Si Jean Jaurès s’opposait à l’influence politique de l’Église catholique, il n’en plaçait pas moins des principes spirituels liés au divin au coeur même de sa conception de l’humain et de la société. Éric Vinson, invité de Julien Théry pour ce nouvel épisode de La Grande H., revient sur cette dimension très largement ignorée et pourtant fondamentale de la pensée et de l’action politiques de celui qui demeure l’un des plus grandes icônes du socialisme français et de la République,
En France, les rapports de la gauche avec la question du religieux sont complexes, difficiles, depuis les origines de la politique moderne – c’est-à-dire depuis la Révolution française.
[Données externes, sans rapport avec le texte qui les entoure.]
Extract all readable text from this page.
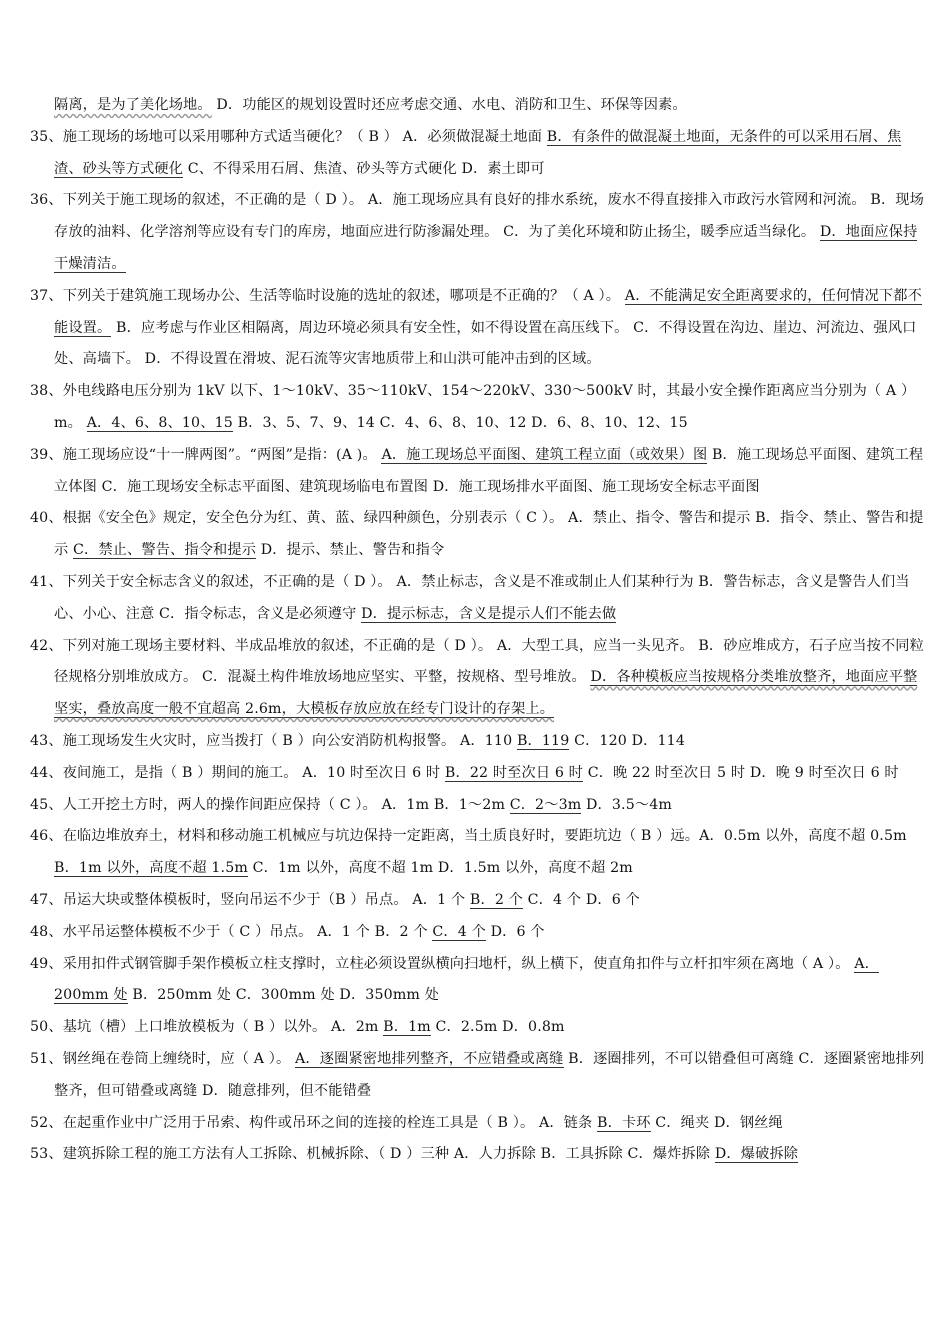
隔离，是为了美化场地。 D．功能区的规划设置时还应考虑交通、水电、消防和卫生、环保等因素。

35、施工现场的场地可以采用哪种方式适当硬化？（ B ） A．必须做混凝土地面 B．有条件的做混凝土地面，无条件的可以采用石屑、焦渣、砂头等方式硬化 C、不得采用石屑、焦渣、砂头等方式硬化 D．素土即可

36、下列关于施工现场的叙述，不正确的是（ D ）。 A．施工现场应具有良好的排水系统，废水不得直接排入市政污水管网和河流。 B．现场存放的油料、化学溶剂等应设有专门的库房，地面应进行防渗漏处理。 C．为了美化环境和防止扬尘，暖季应适当绿化。 D．地面应保持干燥清洁。

37、下列关于建筑施工现场办公、生活等临时设施的选址的叙述，哪项是不正确的？（ A ）。 A．不能满足安全距离要求的，任何情况下都不能设置。 B．应考虑与作业区相隔离，周边环境必须具有安全性，如不得设置在高压线下。 C．不得设置在沟边、崖边、河流边、强风口处、高墙下。 D．不得设置在滑坡、泥石流等灾害地质带上和山洪可能冲击到的区域。

38、外电线路电压分别为 1kV 以下、1～10kV、35～110kV、154～220kV、330～500kV 时，其最小安全操作距离应当分别为（ A ）m。 A．4、6、8、10、15 B．3、5、7、9、14 C．4、6、8、10、12 D．6、8、10、12、15

39、施工现场应设“十一牌两图”。“两图”是指：(A )。 A．施工现场总平面图、建筑工程立面（或效果）图 B．施工现场总平面图、建筑工程立体图 C．施工现场安全标志平面图、建筑现场临电布置图 D．施工现场排水平面图、施工现场安全标志平面图

40、根据《安全色》规定，安全色分为红、黄、蓝、绿四种颜色，分别表示（ C ）。 A．禁止、指令、警告和提示 B．指令、禁止、警告和提示 C．禁止、警告、指令和提示 D．提示、禁止、警告和指令

41、下列关于安全标志含义的叙述，不正确的是（ D ）。 A．禁止标志，含义是不准或制止人们某种行为 B．警告标志，含义是警告人们当心、小心、注意 C．指令标志，含义是必须遵守 D．提示标志，含义是提示人们不能去做

42、下列对施工现场主要材料、半成品堆放的叙述，不正确的是（ D ）。 A．大型工具，应当一头见齐。 B．砂应堆成方，石子应当按不同粒径规格分别堆放成方。 C．混凝土构件堆放场地应坚实、平整，按规格、型号堆放。 D．各种模板应当按规格分类堆放整齐，地面应平整坚实，叠放高度一般不宜超高 2.6m，大模板存放应放在经专门设计的存架上。

43、施工现场发生火灾时，应当拨打（ B ）向公安消防机构报警。 A．110 B．119 C．120 D．114

44、夜间施工，是指（ B ）期间的施工。 A．10 时至次日 6 时 B．22 时至次日 6 时 C．晚 22 时至次日 5 时 D．晚 9 时至次日 6 时

45、人工开挖土方时，两人的操作间距应保持（ C ）。 A．1m B．1～2m C．2～3m D．3.5～4m

46、在临边堆放弃土，材料和移动施工机械应与坑边保持一定距离，当土质良好时，要距坑边（ B ）远。A．0.5m 以外，高度不超 0.5m B．1m 以外，高度不超 1.5m C．1m 以外，高度不超 1m D．1.5m 以外，高度不超 2m

47、吊运大块或整体模板时，竖向吊运不少于（B ）吊点。 A．1 个 B．2 个 C．4 个 D．6 个

48、水平吊运整体模板不少于（ C ）吊点。 A．1 个 B．2 个 C．4 个 D．6 个

49、采用扣件式钢管脚手架作模板立柱支撑时，立柱必须设置纵横向扫地杆，纵上横下，使直角扣件与立杆扣牢须在离地（ A ）。 A．200mm 处 B．250mm 处 C．300mm 处 D．350mm 处

50、基坑（槽）上口堆放模板为（ B ）以外。 A．2m B．1m C．2.5m D．0.8m

51、钢丝绳在卷筒上缠绕时，应（ A ）。 A．逐圈紧密地排列整齐，不应错叠或离缝 B．逐圈排列，不可以错叠但可离缝 C．逐圈紧密地排列整齐，但可错叠或离缝 D．随意排列，但不能错叠

52、在起重作业中广泛用于吊索、构件或吊环之间的连接的栓连工具是（ B ）。 A．链条 B．卡环 C．绳夹 D．钢丝绳

53、建筑拆除工程的施工方法有人工拆除、机械拆除、（ D ）三种 A．人力拆除 B．工具拆除 C．爆炸拆除 D．爆破拆除
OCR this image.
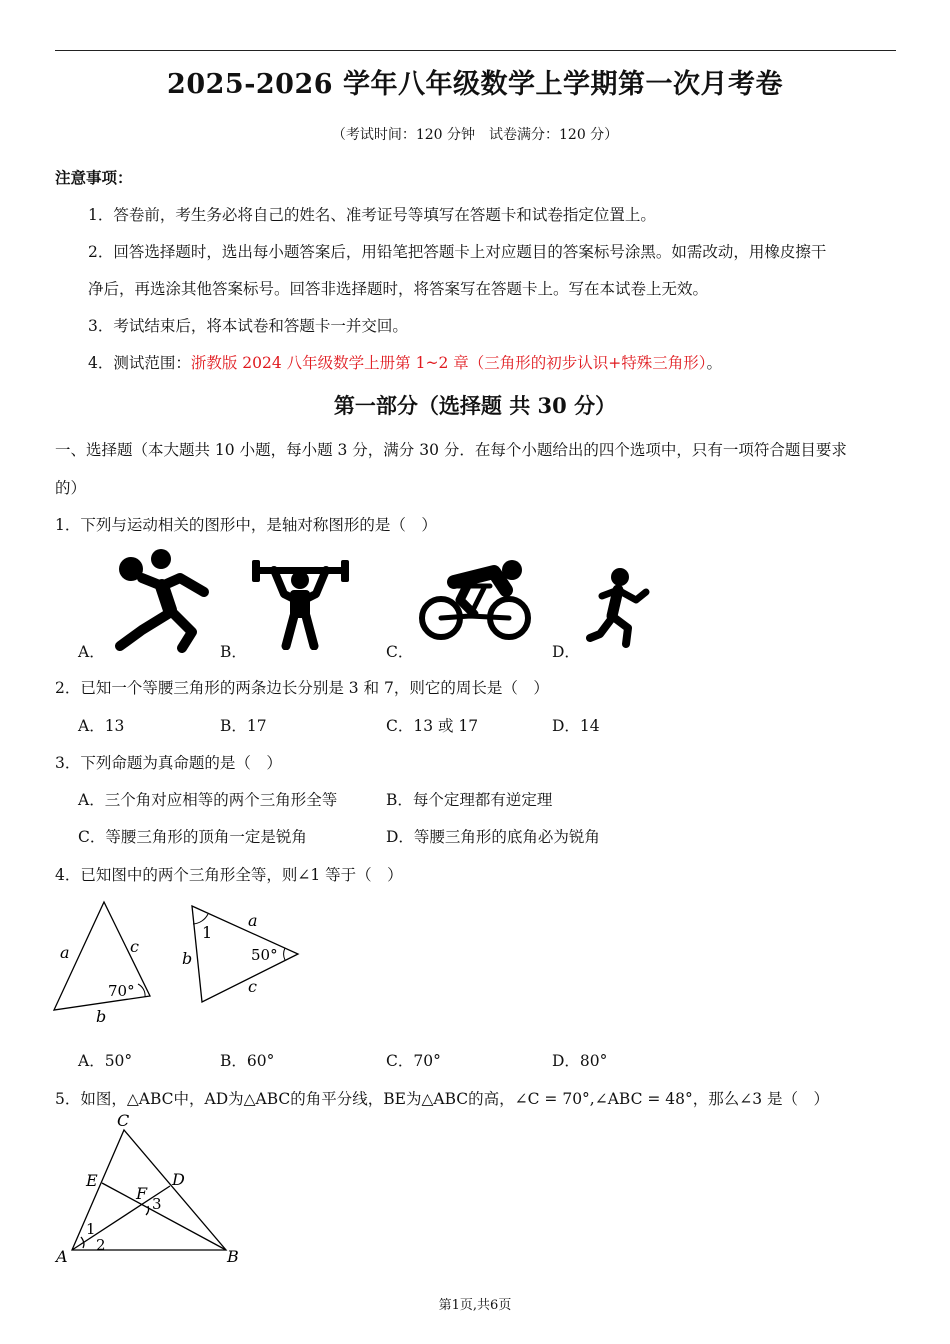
2025-2026 学年八年级数学上学期第一次月考卷
（考试时间：120 分钟　试卷满分：120 分）
注意事项：
1．答卷前，考生务必将自己的姓名、准考证号等填写在答题卡和试卷指定位置上。
2．回答选择题时，选出每小题答案后，用铅笔把答题卡上对应题目的答案标号涂黑。如需改动，用橡皮擦干
净后，再选涂其他答案标号。回答非选择题时，将答案写在答题卡上。写在本试卷上无效。
3．考试结束后，将本试卷和答题卡一并交回。
4．测试范围：浙教版 2024 八年级数学上册第 1~2 章（三角形的初步认识+特殊三角形）。
第一部分（选择题 共 30 分）
一、选择题（本大题共 10 小题，每小题 3 分，满分 30 分．在每个小题给出的四个选项中，只有一项符合题目要求
的）
1．下列与运动相关的图形中，是轴对称图形的是（　）
A．	B．	C．	D．
2．已知一个等腰三角形的两条边长分别是 3 和 7，则它的周长是（　）
A．13	B．17	C．13 或 17	D．14
3．下列命题为真命题的是（　）
A．三个角对应相等的两个三角形全等	B．每个定理都有逆定理
C．等腰三角形的顶角一定是锐角	D．等腰三角形的底角必为锐角
4．已知图中的两个三角形全等，则∠1 等于（　）
a	c
b
70°
1
a
b
c
50°
A．50°	B．60°	C．70°	D．80°
5．如图，△ABC中，AD为△ABC的角平分线，BE为△ABC的高，∠C = 70°,∠ABC = 48°，那么∠3 是（　）
C
E	D
F
3
1
2
A	B
第1页,共6页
Cette dernière vit en effet l’Église catholique confirmer la longue alliance du trône et de l’autel qui avait caractérisé l’Ancien Régime en prenant résolument le parti de la royauté capétienne contre la souveraineté nationale. Tout au long du XIXe siècle, les régimes politiques opposés à l’héritage démocratique et républicain de la Révolution se sont appuyés sur l’Eglise et ont reçu son soutien. La IIIe République et ses partisans furent d’autant plus portée à l’anticléricalisme que le « parti clérical » étaient hostile au régime.
Pourtant, depuis les Lumières, plusieurs grandes figures de l’émancipation et du progressisme ont fait une place importante à la question religieuse dans leurs réflexions : Voltaire et Rousseau d’abord, mais aussi Robespierre… et bien plus tard, on l’ignore souvent, Jean Jaurès.
Le père du socialisme français, fondateur du journal L’Humanité, combattant dreyfusard, champion parlementaire de la séparation des Églises et de l’État, grande icône républicaine, a en effet été habité par un souffle spirituel et même mystique, comme l’ont rappelé Éric Vinson et Sophie Vinson-Viguier dans un livre intitulé Jaurès le prophète. Mystique et politique d’un combattant républicain (Albin Michel).